Cameroun: L’université de Yaoundé I devient un pôle de recherche contre le phénomène des enfants soldats

L’Université de Yaoundé I s’engage dans la lutte contre l’enrôlement des enfants soldats. En signant une convention de partenariat avec le Centre International de Recherche pour la Protection des Enfants Soldats (CIRPES), lundi 1er juin 2026, l’institution académique camerounaise devient un un laboratoire de recherche stratégique en la matière. Ce projet vise à implémenter la Déclaration de Rabat (2025) et à proposer des solutions endogènes africaines pour éradiquer la participation des mineurs aux conflits armés d’ici 2040.

L’Université de Yaoundé I s’engage dans la lutte contre le phénomène des enfants soldats. L’institution universitaire ambitionne de devenir un pôle de recherche dédié à la prévention de l’enrôlement des mineurs dans les groupes armés, en développant des solutions et des réponses adaptées à cette problématique. À cet effet, le Pr Rémy Magloire Etoua, recteur de l’Université de Yaoundé I, et le Dr Abdelkader Felali, président-directeur général du Centre international de recherche pour la prévention des enfants soldats (CIRPES), ont signé une convention de partenariat le lundi 1er juin 2026 à Yaoundé, au Cameroun.

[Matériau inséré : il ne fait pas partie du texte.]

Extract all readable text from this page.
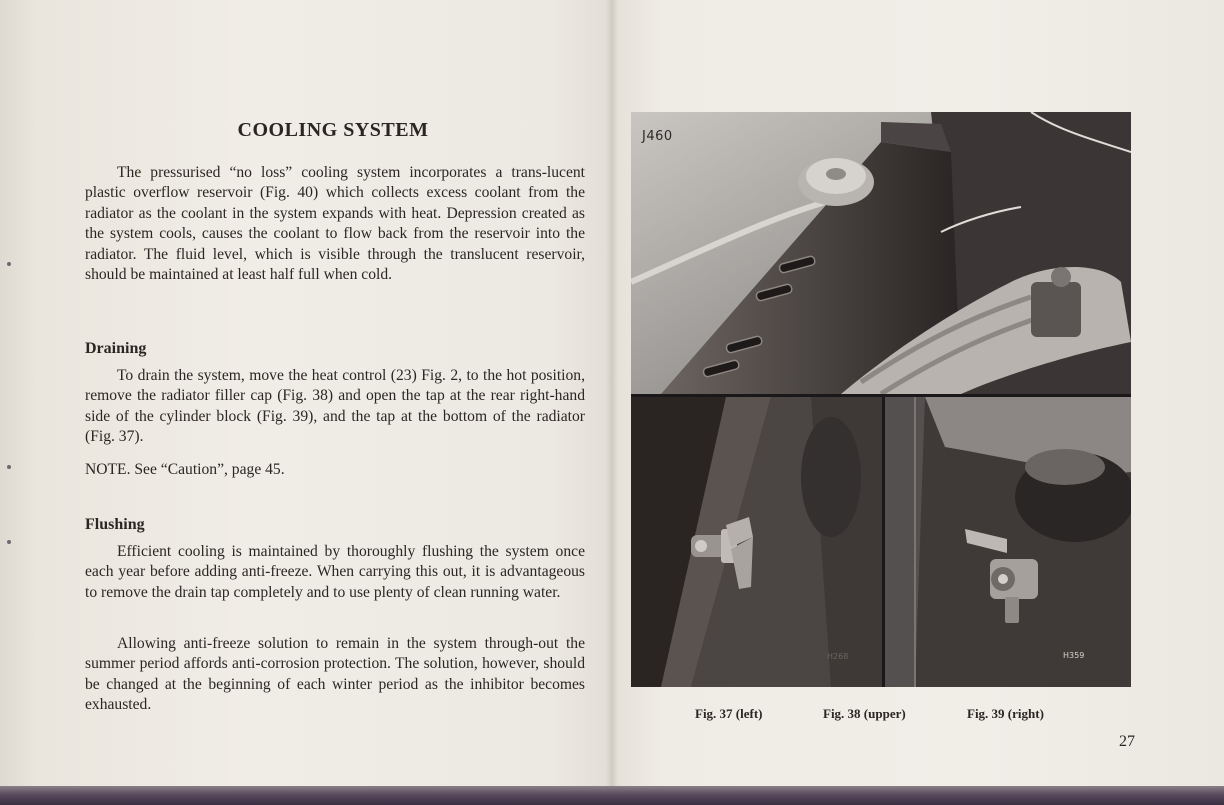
COOLING SYSTEM
The pressurised “no loss” cooling system incorporates a trans-lucent plastic overflow reservoir (Fig. 40) which collects excess coolant from the radiator as the coolant in the system expands with heat. Depression created as the system cools, causes the coolant to flow back from the reservoir into the radiator. The fluid level, which is visible through the translucent reservoir, should be maintained at least half full when cold.
Draining
To drain the system, move the heat control (23) Fig. 2, to the hot position, remove the radiator filler cap (Fig. 38) and open the tap at the rear right-hand side of the cylinder block (Fig. 39), and the tap at the bottom of the radiator (Fig. 37).
NOTE. See “Caution”, page 45.
Flushing
Efficient cooling is maintained by thoroughly flushing the system once each year before adding anti-freeze. When carrying this out, it is advantageous to remove the drain tap completely and to use plenty of clean running water.
Allowing anti-freeze solution to remain in the system through-out the summer period affords anti-corrosion protection. The solution, however, should be changed at the beginning of each winter period as the inhibitor becomes exhausted.
J460
H268	H359
Fig. 37 (left)	Fig. 38 (upper)	Fig. 39 (right)
27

Cette collaboration vise à renforcer la recherche, la sensibilisation et la production de connaissances susceptibles de contribuer à la protection des enfants exposés aux conflits armés.

La signature de cette convention procède de la mise en œuvre d’une stratégie africaine initiée par le Maroc pour faire front au phénomène des enfants soldats avec des instruments et les institutions du continent africain.

La Déclaration de Rabat sur le Désarmement, la Démobilisation et la Réintégration (DDR), adoptée le 20 novembre 2025 lors de la Conférence ministérielle africaine au Maroc, implémentée au Cameroun à travers cette campagne du CIRPES,constitue un tournant dans l’effort continental pour la protection de l’enfance en zone de conflit. Cet engagement politique de haut niveau vise prioritairement à stopper le recrutement et l’instrumentalisation des mineurs par les groupes armés. Et pour saisir les contours de cette réponse endogène, et les implications du phénomène, les membres du CIRPES ont animé une conférence à l’amphi 300 de l’Université sur la thématique.

Le nombre d’enfants soldats est estimé à environ 300 000 enrôlés de force à travers le monde. L’Afrique en dénombre environ 130 000, représentant environ les 2/5eme du phénomène. Pourtant l’arsenal juridique international en la matière est dominé par des réponses que l’Afrique adopte parfois loin de ses réalités : Convention relative aux droits de l’enfant de 1989 et ses protocoles additionnels, la Convention de Genève de 1877 entre autres. Le CIRPES présente la Déclaration de Rabat comme la contribution adaptée de l’Afrique à sa réalité du phénomène d’enfants soldats avec laquelle le Centre ambitionne éradiquer la participation d’enfants aux conflits armés d’ici 2040 sur le continent.